Segnali positivi vengono da parrocchie tenute da sacerdoti giovani. Per loro la laicità cattolica non è una perdita di potere ma un accrescimento per il bene comune: l’edificazione dell’uomo perché diventi più persona. Non sempre intuiamo quello che si cela dietro un viso spento. Molte realtà ci sembrano normali perché siamo abituati a vederle, ma dietro c’è un mondo di disagi, paure, sofferenze, a cui dobbiamo dare speranza, energia, aiuto per stimolare la voglia di vivere. È un lavoro aperto a tutti. C’è tanto da fare e ciascuno di noi può trovare il modo di operare e scoprire che aiutando chi soffre è possibile cambiare il mondo, perché tutti abbiamo “diritto al futuro”. A volte l’ignoranza e la povertà sono una conseguenza dell’altra, ma la responsabilità personale e l’aiuto della collettività potranno aiutare a superare momenti difficili. Se non ci guardiamo intorno come possiamo aiutare chi ne ha bisogno? Le famiglie interessate al nuovo impoverimento, che non arrivano alla fine del mese, ma che in apparenza tentano di nascondere il loro stato precario, si isolano nelle loro case per una vergogna estranea alla loro volontà. Tra questi i giovani che si allontatano da casa diventando barboni e alcolisti.

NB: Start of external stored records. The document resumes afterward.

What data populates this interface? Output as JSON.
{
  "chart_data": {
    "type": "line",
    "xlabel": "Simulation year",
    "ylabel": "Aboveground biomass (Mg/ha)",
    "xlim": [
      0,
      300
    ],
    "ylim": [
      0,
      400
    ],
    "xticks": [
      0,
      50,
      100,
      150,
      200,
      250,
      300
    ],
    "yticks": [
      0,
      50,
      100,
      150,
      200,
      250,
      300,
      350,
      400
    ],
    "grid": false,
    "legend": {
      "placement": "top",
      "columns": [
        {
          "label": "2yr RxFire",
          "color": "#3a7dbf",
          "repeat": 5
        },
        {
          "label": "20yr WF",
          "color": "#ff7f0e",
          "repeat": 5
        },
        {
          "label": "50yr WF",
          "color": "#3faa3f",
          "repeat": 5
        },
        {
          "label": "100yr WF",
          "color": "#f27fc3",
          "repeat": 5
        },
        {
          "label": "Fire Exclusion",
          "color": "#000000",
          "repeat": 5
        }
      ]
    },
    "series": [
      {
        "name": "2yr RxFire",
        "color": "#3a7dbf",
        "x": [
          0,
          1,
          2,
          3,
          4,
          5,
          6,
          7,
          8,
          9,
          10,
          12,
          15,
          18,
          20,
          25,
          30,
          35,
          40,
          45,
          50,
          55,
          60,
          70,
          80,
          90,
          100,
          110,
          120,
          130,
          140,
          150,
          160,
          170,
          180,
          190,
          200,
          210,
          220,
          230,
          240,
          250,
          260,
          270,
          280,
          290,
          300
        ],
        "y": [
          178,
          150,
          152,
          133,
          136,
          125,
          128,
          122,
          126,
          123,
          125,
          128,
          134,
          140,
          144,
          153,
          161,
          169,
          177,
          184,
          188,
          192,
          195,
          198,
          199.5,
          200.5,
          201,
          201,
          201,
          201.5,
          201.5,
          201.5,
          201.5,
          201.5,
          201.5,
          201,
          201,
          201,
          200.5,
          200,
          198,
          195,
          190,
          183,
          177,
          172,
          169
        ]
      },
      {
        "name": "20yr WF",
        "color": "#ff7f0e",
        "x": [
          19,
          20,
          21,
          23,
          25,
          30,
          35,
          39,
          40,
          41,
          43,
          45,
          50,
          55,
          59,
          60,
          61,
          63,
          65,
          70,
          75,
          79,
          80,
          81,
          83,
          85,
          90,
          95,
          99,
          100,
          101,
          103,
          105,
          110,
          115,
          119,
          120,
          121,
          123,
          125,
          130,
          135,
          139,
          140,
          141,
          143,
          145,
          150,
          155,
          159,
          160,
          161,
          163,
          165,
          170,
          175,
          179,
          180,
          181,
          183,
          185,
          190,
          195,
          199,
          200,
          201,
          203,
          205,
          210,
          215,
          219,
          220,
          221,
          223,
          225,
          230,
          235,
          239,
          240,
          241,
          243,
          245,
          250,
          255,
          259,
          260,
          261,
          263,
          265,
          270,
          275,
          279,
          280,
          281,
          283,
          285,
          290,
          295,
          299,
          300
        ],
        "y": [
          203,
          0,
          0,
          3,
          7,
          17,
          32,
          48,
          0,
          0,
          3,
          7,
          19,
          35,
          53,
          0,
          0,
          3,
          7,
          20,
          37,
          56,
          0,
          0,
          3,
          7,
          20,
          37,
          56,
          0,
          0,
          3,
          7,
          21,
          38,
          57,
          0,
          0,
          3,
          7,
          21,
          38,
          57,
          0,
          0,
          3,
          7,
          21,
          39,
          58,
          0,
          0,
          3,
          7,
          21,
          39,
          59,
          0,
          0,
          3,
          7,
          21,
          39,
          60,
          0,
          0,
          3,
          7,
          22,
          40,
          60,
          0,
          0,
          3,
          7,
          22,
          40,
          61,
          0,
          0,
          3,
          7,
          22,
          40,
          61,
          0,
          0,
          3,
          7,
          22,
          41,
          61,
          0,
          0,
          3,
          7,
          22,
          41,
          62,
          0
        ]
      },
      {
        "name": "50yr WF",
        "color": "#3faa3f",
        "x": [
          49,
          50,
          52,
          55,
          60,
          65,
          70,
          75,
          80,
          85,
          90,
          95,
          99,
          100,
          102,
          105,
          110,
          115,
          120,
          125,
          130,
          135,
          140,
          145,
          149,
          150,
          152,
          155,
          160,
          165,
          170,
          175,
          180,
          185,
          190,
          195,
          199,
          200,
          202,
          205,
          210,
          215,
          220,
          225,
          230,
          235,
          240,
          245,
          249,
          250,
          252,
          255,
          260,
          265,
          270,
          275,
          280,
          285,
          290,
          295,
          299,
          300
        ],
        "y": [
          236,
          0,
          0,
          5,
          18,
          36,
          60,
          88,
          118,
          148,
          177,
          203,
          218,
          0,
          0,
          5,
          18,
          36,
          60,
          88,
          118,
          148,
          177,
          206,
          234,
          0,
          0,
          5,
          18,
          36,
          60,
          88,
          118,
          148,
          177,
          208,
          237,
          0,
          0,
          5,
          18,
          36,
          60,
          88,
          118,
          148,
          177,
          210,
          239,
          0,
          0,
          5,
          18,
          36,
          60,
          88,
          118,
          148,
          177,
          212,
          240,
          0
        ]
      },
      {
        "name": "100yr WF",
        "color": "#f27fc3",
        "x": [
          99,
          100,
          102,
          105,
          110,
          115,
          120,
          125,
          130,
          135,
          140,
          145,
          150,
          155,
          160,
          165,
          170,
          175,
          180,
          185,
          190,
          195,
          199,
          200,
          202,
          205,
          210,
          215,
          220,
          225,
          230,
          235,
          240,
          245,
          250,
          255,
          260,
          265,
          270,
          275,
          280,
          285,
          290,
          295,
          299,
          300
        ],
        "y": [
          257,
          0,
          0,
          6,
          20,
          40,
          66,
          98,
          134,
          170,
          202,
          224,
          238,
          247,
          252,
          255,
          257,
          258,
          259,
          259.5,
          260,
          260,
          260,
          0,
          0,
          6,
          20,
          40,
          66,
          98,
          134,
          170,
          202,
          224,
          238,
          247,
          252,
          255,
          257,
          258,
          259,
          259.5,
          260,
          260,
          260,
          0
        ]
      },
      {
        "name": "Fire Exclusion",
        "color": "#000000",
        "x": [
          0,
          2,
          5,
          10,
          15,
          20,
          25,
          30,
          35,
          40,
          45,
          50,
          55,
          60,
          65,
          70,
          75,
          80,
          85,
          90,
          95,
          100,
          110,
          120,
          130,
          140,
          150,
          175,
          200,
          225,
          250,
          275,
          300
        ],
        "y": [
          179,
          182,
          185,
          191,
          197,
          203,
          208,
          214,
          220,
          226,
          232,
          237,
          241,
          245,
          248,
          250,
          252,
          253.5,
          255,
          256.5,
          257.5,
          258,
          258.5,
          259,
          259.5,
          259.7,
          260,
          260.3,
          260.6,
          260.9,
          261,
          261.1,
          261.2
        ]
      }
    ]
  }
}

I più fragili sono sempre i giovani con un unico genitore, persone che vivono sole, famiglie numerose, malati psichici ed immigrati in gravi difficoltà.
Venticinque anni sono trascorsi da quando Luigi Di Liegro lanciò un’idea da sottoporre ai fedeli: saltare un pasto e devolvere l’equivalente ai fratelli più sfortunati. Così è partita la Caritas.
Da allora le iniziative si sono susseguite senza sosta. Il primo centro di assistenza iniziò in viale Manzoni a Roma con 450 pasti al giorno. Attualmente le mense sono cinque: Colle Oppio, via Marsala, Primavalle, lungotevere Vallati e Ostia. Allora nacque anche un dormitorio per i senza fissa dimora a Trastevere e poi, ogni anno sono stati aperti altri ricoveri.
Oggi funzionano anche case famiglia e alloggi per minori, laboratori di avviamento al lavoro nel carcere minorile di Casal del Marmo. Funzionante un ambulatorio alla stazione Termini ed una struttura per malati di Aids a Villa Glori.
Questo è quanto è nato dall’idea di un piccolo sacerdote spinto dalla forte volontà di porgere una mano a quanti non credevano più alla solidarietà umana, a quell’esercito di poveri, “ultimi tra gli ultimi”.